Ooredoo Fintech and Central Bank of Tunisia Launch walletii Digital Wallet
Tunis, Tunisia — February 23, 2026 — Ooredoo Fintech announced regulatory approval from the Central Bank of Tunisia to launch walletii by Ooredoo, a digital wallet designed to enhance financial inclusion for underbanked populations. The service will enable bill payments, money transfers, and cash withdrawals through a nationwide agent network, marking a strategic expansion following the wallet’s launch in Oman in 2024.
Announcement Specifics
Ooredoo Fintech secured the regulatory license on February 23, 2026. The digital wallet operates in partnership with QNB Group, a regional financial institution, and Monétique, Tunisia’s national electronic payments operator. The platform integrates with Tunisia’s local financial infrastructure to ensure regulatory compliance and offers peer-to-peer transfers, bill payment functionality, and cash access through an extensive agent distribution network. No transaction volume targets or user projections were disclosed.
Stakeholder Perspective
“This approval enables us to expand the walletii brand into a new market by bringing a proven, successful digital wallet to Tunisia. By leveraging our experience across the region, we aim to empower consumers and businesses with secure, everyday payment solutions that support financial inclusion and local economic growth.”
— Mirko Giacco, International CEO at Ooredoo Fintech
Why it matters: The statement positions walletii as a replicable regional model, indicating Ooredoo Fintech’s intent to leverage telecom infrastructure for scalable fintech deployments across multiple MENA markets.
Industry Context
Tunisia’s digital payments sector is experiencing acceleration as part of MENA’s broader fintech expansion, driven by efforts to address low banking penetration rates.

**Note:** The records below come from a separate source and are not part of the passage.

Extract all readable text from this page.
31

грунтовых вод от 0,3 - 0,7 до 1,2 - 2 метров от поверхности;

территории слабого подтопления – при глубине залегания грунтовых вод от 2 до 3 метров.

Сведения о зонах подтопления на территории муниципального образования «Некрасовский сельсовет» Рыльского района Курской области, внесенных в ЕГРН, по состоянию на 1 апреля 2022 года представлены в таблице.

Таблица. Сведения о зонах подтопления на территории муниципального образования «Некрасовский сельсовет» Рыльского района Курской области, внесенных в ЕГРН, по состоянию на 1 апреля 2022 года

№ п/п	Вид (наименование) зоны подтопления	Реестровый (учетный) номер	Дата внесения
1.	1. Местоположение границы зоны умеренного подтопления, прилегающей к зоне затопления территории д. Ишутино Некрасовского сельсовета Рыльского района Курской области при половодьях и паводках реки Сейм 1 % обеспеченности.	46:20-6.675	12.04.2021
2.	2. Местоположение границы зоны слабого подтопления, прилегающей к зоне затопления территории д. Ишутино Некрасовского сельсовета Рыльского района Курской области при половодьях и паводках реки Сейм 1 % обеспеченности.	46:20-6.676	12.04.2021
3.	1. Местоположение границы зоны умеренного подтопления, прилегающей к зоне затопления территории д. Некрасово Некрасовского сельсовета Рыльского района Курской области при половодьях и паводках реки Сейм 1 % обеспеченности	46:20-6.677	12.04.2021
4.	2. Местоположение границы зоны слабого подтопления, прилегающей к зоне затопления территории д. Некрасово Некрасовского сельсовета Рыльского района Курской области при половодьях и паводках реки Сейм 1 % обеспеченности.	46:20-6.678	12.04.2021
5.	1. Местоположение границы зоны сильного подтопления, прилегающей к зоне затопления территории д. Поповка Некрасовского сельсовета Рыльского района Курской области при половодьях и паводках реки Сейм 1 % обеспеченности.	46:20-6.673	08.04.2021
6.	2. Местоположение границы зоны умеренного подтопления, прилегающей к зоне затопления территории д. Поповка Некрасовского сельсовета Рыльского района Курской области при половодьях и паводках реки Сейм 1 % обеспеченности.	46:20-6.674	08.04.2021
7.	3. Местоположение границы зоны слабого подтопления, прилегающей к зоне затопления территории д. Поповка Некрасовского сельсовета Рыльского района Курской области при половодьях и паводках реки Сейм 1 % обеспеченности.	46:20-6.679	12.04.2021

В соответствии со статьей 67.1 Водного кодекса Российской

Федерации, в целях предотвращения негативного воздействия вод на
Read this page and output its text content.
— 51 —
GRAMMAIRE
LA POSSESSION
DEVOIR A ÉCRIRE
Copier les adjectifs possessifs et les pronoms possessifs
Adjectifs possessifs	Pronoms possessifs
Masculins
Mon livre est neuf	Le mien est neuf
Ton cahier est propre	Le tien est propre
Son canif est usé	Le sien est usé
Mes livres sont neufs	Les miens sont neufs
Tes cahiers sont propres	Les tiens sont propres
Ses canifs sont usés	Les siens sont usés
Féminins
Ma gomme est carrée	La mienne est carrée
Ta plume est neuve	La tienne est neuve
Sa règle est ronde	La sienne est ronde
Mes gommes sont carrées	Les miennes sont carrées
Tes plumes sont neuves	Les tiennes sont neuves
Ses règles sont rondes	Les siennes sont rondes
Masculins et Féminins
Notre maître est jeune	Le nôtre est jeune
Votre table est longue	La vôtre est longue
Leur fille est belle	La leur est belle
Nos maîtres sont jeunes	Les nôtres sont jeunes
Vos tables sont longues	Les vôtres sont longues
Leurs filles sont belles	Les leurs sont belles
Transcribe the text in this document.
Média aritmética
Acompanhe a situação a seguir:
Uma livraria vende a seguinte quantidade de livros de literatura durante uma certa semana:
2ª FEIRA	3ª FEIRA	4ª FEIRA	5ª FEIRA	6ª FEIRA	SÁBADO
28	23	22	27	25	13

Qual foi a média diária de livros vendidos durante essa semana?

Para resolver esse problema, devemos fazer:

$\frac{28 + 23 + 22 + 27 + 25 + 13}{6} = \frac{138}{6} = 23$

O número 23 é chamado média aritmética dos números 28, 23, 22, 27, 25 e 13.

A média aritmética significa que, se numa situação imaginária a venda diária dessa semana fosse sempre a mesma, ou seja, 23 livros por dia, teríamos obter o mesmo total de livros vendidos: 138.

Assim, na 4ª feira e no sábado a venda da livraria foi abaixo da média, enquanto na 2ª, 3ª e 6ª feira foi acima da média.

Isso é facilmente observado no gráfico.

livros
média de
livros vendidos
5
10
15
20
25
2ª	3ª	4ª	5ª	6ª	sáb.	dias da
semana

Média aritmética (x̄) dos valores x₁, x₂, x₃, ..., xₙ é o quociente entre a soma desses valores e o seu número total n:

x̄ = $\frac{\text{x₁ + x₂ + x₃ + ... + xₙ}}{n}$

Mobile money solutions are gaining regulatory traction across North Africa as central banks seek to formalize informal economies and digitize cash-dependent transactions. Ooredoo Fintech, operating across MENA markets, utilizes existing telecommunications networks to deploy financial services at scale, a model proving effective in markets with underdeveloped traditional banking infrastructure.
The Tunisia launch reinforces Ooredoo’s regional positioning, where it already operates telecom services, and aligns with broader MENA expansion strategies targeting unbanked and underbanked segments. The regulatory approval signals Tunisia’s openness to innovation-driven financial inclusion models, potentially influencing competitive dynamics as traditional banks and fintech challengers respond.
Conclusion
The walletii launch is expected to digitize payment workflows for underbanked Tunisian consumers, with rollout timing to be announced. Ooredoo Fintech continues to pursue MENA market expansion through its telecom-fintech convergence strategy.